The common view of cardio and endurance training is that it is a fat loss tool. It is a necessary evil that you force yourself to do in order to lose weight. You don’t enjoy it, and you certainly don’t view it as a foundational component of your training regimen.
Cardio sessions are often long, repetitive, and to many people, boring. And with a set amount of time to invest into exercise in the first place, cardio is often jettisoned in order to get your resistance training session done. After all, resistance training builds muscle and burns fat accomplishing the proverbial killing of two birds with one stone.
But a groundbreaking new study on exercise shows that cardio is much more than just a fat loss tool. In fact, the researchers found that endurance training activates powerful anti aging and longevity genes that resistance training does not.
The Study
In the study, the largest of its kind to date, researchers compared the effects of various forms of exercise. Researchers split a group of 266 in active but healthy subjects into four groups.
The first group: Performed no exercise and served as the control group.
The other three groups performed three 45 minute exercise sessions per week
The second group: Performed steady state cardio. This group jogged at 60% of max intensity.
The third group: Performed interval training. This consisted of a warm up, then 4 minutes at 80-90% max heart rate (high intensity) followed by 3 minutes at 60-70% of max heart rate (low intensity). This cycle was repeated three times after which the group finished with a cool down.
The fourth group: Performed strength training only. The regimen consisted of eight basic exercises on machines - the leg press, the leg extension, the leg curl, the seated row, the chest press, the pull down, the hyper-extension and the crunch. The subjects did 2 sets of 16-20 reps of each exercise at the individuals 20 rep max.
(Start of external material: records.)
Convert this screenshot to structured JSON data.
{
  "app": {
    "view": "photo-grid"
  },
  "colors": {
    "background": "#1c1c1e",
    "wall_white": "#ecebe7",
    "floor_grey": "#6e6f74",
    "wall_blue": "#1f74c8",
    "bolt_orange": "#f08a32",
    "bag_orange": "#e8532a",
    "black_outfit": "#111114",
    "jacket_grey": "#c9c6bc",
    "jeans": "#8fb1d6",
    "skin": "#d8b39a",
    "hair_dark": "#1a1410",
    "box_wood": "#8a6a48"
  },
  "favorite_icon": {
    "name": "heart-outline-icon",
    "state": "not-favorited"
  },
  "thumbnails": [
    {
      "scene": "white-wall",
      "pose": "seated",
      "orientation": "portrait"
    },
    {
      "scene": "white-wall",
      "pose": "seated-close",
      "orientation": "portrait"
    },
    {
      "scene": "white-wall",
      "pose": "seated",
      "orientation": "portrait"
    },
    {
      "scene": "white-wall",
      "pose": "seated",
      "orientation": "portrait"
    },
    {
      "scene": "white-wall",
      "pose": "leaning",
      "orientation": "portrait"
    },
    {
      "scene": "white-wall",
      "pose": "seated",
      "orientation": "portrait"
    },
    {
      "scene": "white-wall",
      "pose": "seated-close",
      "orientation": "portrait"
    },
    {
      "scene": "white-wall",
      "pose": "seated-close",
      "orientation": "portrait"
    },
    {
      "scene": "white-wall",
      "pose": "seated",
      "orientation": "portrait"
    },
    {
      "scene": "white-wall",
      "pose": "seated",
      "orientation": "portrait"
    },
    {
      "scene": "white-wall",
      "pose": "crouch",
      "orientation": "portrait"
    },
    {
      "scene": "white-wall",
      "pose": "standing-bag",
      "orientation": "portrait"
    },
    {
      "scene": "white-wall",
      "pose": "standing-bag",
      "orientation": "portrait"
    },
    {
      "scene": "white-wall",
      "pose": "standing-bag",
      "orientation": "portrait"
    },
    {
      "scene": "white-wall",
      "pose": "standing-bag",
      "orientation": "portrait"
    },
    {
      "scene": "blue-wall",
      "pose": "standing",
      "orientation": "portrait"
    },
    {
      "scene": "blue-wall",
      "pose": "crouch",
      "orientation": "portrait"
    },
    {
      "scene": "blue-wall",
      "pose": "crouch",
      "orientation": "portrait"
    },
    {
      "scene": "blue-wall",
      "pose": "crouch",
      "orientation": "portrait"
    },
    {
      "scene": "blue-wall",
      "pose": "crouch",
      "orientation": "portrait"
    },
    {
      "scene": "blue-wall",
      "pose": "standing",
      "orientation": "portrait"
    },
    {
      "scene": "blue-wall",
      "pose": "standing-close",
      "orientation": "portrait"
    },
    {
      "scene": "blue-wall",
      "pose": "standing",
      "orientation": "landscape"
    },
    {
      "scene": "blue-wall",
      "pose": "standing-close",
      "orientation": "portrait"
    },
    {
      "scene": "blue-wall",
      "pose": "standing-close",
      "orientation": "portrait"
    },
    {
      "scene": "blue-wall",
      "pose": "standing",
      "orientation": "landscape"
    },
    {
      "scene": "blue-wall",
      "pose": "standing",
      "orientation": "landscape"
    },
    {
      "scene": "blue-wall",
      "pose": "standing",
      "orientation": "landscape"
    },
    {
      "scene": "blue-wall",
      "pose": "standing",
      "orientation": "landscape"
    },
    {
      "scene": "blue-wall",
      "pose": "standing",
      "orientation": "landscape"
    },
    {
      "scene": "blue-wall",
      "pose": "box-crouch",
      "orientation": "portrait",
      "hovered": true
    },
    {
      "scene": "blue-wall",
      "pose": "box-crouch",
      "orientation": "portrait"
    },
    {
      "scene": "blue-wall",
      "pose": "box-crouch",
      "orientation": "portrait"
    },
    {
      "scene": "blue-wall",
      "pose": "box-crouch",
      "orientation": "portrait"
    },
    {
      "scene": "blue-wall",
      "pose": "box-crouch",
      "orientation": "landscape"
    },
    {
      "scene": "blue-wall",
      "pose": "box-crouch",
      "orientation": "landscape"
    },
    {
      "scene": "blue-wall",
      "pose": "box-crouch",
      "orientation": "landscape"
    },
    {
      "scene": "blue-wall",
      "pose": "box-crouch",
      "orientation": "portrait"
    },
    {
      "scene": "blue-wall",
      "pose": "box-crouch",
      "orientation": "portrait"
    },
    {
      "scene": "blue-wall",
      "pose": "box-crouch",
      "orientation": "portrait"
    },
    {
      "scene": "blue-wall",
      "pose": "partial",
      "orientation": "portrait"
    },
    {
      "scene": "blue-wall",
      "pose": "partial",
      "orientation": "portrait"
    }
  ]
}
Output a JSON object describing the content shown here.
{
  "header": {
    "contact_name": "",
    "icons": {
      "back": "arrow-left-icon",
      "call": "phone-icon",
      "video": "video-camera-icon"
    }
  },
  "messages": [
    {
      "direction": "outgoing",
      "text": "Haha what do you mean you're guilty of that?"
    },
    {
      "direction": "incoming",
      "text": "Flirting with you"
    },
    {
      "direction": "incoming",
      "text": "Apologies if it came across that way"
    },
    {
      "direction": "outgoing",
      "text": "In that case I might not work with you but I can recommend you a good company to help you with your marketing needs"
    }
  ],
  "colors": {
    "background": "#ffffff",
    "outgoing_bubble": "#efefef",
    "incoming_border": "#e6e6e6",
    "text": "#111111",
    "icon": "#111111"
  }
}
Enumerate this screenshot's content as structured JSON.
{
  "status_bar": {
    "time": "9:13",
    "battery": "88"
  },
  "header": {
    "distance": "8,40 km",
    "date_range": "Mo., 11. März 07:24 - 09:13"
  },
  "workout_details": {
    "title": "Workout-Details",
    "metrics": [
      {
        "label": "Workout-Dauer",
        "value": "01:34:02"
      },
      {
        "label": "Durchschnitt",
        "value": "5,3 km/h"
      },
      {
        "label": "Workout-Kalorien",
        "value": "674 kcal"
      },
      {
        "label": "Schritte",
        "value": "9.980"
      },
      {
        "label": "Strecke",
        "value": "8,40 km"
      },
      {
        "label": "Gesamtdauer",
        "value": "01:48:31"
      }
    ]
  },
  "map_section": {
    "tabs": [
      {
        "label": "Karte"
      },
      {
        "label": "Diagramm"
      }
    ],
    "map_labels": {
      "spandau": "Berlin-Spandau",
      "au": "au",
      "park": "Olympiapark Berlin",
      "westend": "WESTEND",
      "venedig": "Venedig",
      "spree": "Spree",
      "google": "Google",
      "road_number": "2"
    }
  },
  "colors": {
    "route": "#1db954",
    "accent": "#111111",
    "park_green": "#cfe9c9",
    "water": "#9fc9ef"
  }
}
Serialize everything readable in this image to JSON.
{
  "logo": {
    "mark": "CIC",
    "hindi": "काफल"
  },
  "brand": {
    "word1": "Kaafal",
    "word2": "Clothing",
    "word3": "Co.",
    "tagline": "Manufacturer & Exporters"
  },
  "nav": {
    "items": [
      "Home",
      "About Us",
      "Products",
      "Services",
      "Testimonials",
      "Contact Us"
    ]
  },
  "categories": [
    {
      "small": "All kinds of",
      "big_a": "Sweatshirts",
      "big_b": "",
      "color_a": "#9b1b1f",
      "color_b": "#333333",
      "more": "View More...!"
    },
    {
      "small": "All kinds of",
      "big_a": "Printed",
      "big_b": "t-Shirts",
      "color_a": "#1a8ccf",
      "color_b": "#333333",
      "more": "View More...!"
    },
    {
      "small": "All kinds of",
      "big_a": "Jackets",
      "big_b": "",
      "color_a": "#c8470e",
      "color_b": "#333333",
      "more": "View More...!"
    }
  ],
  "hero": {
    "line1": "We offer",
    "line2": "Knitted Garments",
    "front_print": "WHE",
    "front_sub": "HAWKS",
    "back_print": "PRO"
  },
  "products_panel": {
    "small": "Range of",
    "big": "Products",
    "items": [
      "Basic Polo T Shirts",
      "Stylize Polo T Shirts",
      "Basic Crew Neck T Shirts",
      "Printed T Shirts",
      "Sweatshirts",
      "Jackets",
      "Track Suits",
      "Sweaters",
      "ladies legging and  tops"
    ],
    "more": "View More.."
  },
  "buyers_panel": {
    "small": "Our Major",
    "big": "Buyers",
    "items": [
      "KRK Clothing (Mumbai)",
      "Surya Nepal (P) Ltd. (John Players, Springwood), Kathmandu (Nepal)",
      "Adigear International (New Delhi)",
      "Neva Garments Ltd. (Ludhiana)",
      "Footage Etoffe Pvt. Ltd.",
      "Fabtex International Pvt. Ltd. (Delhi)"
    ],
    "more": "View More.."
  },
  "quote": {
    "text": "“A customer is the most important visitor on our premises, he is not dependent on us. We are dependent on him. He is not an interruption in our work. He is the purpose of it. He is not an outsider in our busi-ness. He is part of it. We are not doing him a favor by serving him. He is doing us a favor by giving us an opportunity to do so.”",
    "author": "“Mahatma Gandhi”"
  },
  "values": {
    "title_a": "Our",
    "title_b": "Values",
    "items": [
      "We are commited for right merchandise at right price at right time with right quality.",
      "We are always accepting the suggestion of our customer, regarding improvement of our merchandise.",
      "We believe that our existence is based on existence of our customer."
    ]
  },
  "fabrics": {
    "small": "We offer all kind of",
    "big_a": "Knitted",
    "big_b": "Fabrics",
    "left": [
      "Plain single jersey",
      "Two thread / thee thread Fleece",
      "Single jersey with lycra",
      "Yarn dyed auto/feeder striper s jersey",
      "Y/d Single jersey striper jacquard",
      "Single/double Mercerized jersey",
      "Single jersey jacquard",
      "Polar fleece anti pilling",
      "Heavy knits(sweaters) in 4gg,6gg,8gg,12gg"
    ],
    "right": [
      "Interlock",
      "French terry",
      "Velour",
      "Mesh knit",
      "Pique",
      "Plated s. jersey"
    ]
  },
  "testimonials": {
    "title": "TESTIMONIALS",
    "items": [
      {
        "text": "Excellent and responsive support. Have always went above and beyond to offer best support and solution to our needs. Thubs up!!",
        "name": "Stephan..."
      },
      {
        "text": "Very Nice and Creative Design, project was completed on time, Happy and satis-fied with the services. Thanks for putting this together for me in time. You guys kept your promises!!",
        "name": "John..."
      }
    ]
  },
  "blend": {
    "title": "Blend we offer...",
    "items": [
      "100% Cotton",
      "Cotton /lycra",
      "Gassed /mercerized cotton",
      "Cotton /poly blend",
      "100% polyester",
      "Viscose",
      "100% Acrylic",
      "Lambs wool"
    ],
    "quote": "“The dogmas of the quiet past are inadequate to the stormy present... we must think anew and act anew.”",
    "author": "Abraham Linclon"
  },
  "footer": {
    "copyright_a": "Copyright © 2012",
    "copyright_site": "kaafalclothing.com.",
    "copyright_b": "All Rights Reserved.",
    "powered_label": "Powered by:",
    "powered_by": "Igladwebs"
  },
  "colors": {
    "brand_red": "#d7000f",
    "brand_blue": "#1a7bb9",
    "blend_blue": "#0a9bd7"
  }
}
The study lasted 6 months, with blood work being drawn at the start of as well as at the 6 month mark. The scientist then analyzed the blood of the subjects in each group and compared telomere length in the DNA of the cells in those samples. The faster you age, the shorter your telomeres become. Engaging in healthy lifestyle factors can activate telomerase, an enzyme which works to increase telomere length
Study Results
Much to the researchers surprise, Strength training had no effect on the telomere length. Both steady state and interval forms of endurance training did however lengthen telomere length in the blood cells. The scientists concluded that endurance training, but not strength training makes the telomerase enzyme more active.
All three training modalities increased the production of nitric oxide in the blood stream as well as increased VO2max (maximal oxygen uptake), with endurance training leading to a much larger increase than resistance training. VO2max positively correlated with increased telomere length, the greater the VO2 max, the greater the increase in telomere length.
Interestingly, While significant increases in telomere length were seen in both steady state and interval endurance training, slightly longer telomere length was seen in group 2, the steady state group.
According to study first author Christian Werner, “Our data support the European Society of Cardiology’s current guideline recommendations that resistance exercise should be complementary to endurance training rather than a substitute.”
Werner further states “From an evolutionary perspective, endurance and high intensity training may mimic the advantageous traveling and fight or flight behavior of our ancestors better than strength training.”
The take home
Both resistance and endurance training have serious health benefits, both overlapping and individual. Because of this, both modes of training should be foundational to your program.
With that said, it may be worth noting the intensity of the resistance training in the study. The sessions took 45 minutes for the completion of two sets of 8 exercises. 45 minutes of exercise divided by 16 working sets leaves an average of 2.81 minutes to complete each set.
With each set being 16 to 20 reps, the participants likely rested a full 2 minutes between sets limiting the intensity of the workouts.
A more intense pace, for example only 60 seconds rest between sets, would likely have led to larger increases in VO2 max, and therefore telomere length.
In addition, all of the exercises were done on machines that are by default lower intensity than the same exercise performed via free weight, much less a larger, compound lift such as a standard squat rather than a leg curl or extension.
Increasing your resistance training intensity via shorter rest intervals, and performing more taxing compound resistance exercises may be an effective way to increase the telomere lengthening benefits of your resistance training. (In effect, you make your resistance training a form of high intensity interval training.)
Regardless, this study highlights potent anti-aging benefits to endurance and high intensity interval training, giving us reason to look at endurance training as more than a chore that we do to lose weight, but rather a foundational piece or our training regimens.